FROM ELLEN: I started Kathryn Stockett's novel "The Help" with some trepidation. Obama may be in the White House, but that hasn't wiped the slate clean of racism or classism, and "The Help" gets us right back to the roots -- the Jim Crow South. Set in the early '60s, as the issue of equal rights for black people clawed its way into the national consciousness, the book is told through the eyes of black domestics and a young white woman who decides to cross the color line (secretly) to tell their story.
The reason for my unease? It captures a dialect that could have come straight out of "Gone With the Wind," a novel that has been criticized for promoting black stereotypes like "sure 'nough" Mammy and the "I don't know nothin' 'bout birthin' babies" Prissy. Listen up:
"Taking care a white babes, that's what I do... Her legs is so spindly, she looks like she done growed em last week... I spec this is the smallest house I ever worked in..." You get the idea. Meanwhile, when the story is told from the point of view of the white woman, Skeeter, grammar and syntax are perfect.

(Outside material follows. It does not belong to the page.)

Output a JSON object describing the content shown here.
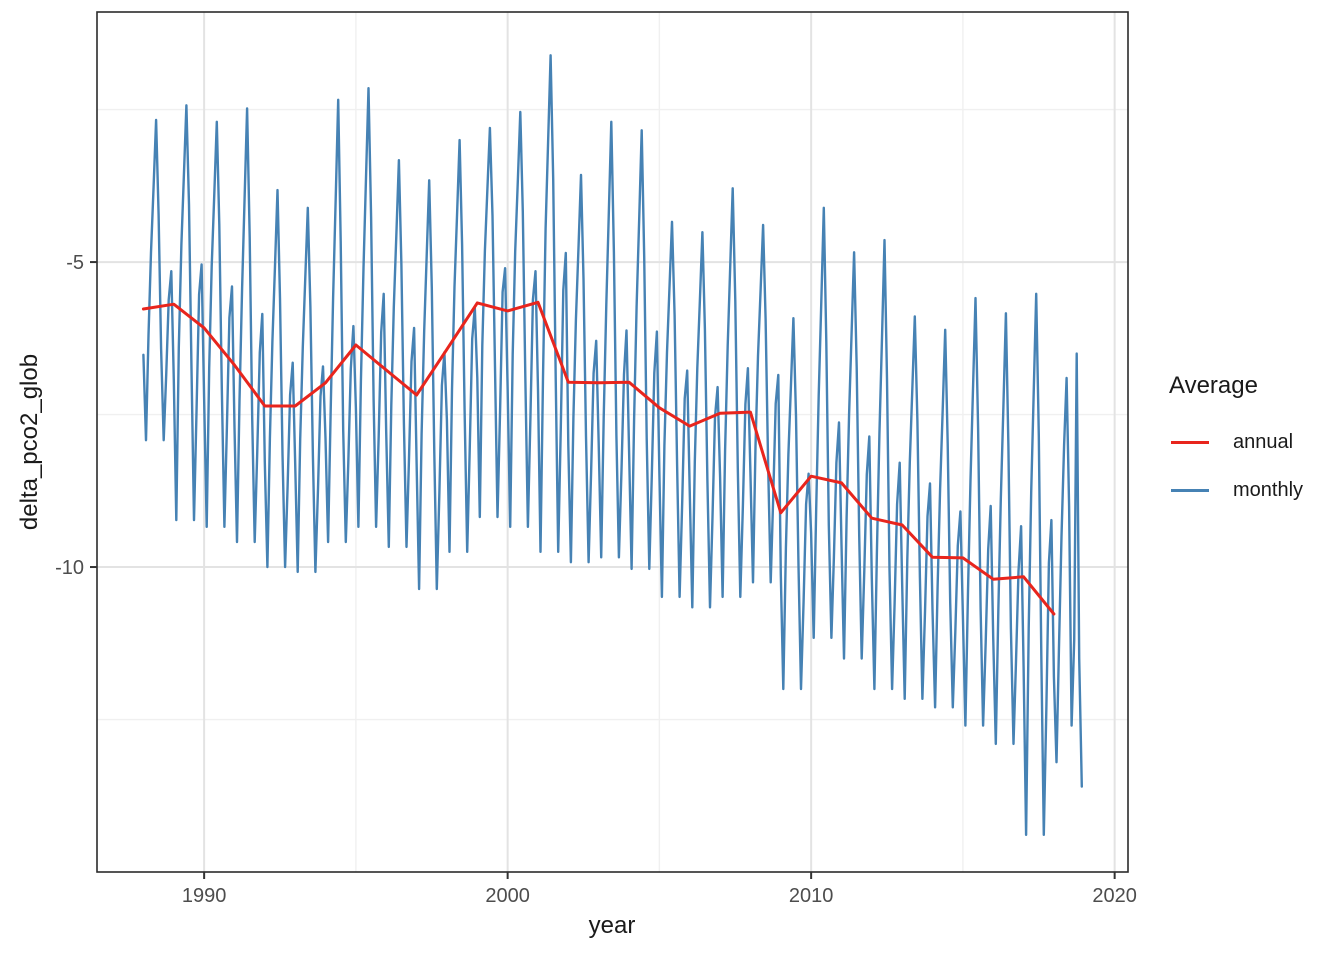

And yet, what makes this book impossible to put down is the voices of these maids: Aibileen, Minny, and all the rest who at risk to themselves and their families tell the good and bad of cleaning white peoples' houses and raising their children. No wonder the book has been the #1 seller among Southern independent stores. Stockett, who was raised in Mississippi by a black maid like those she's created in this book, has captured these women as under-educated, yes, but also tough, shrewd, proud, compassionate and even funny. For them, humor helps them cope with the constant insults suffered under a system that kept them in their place, and how.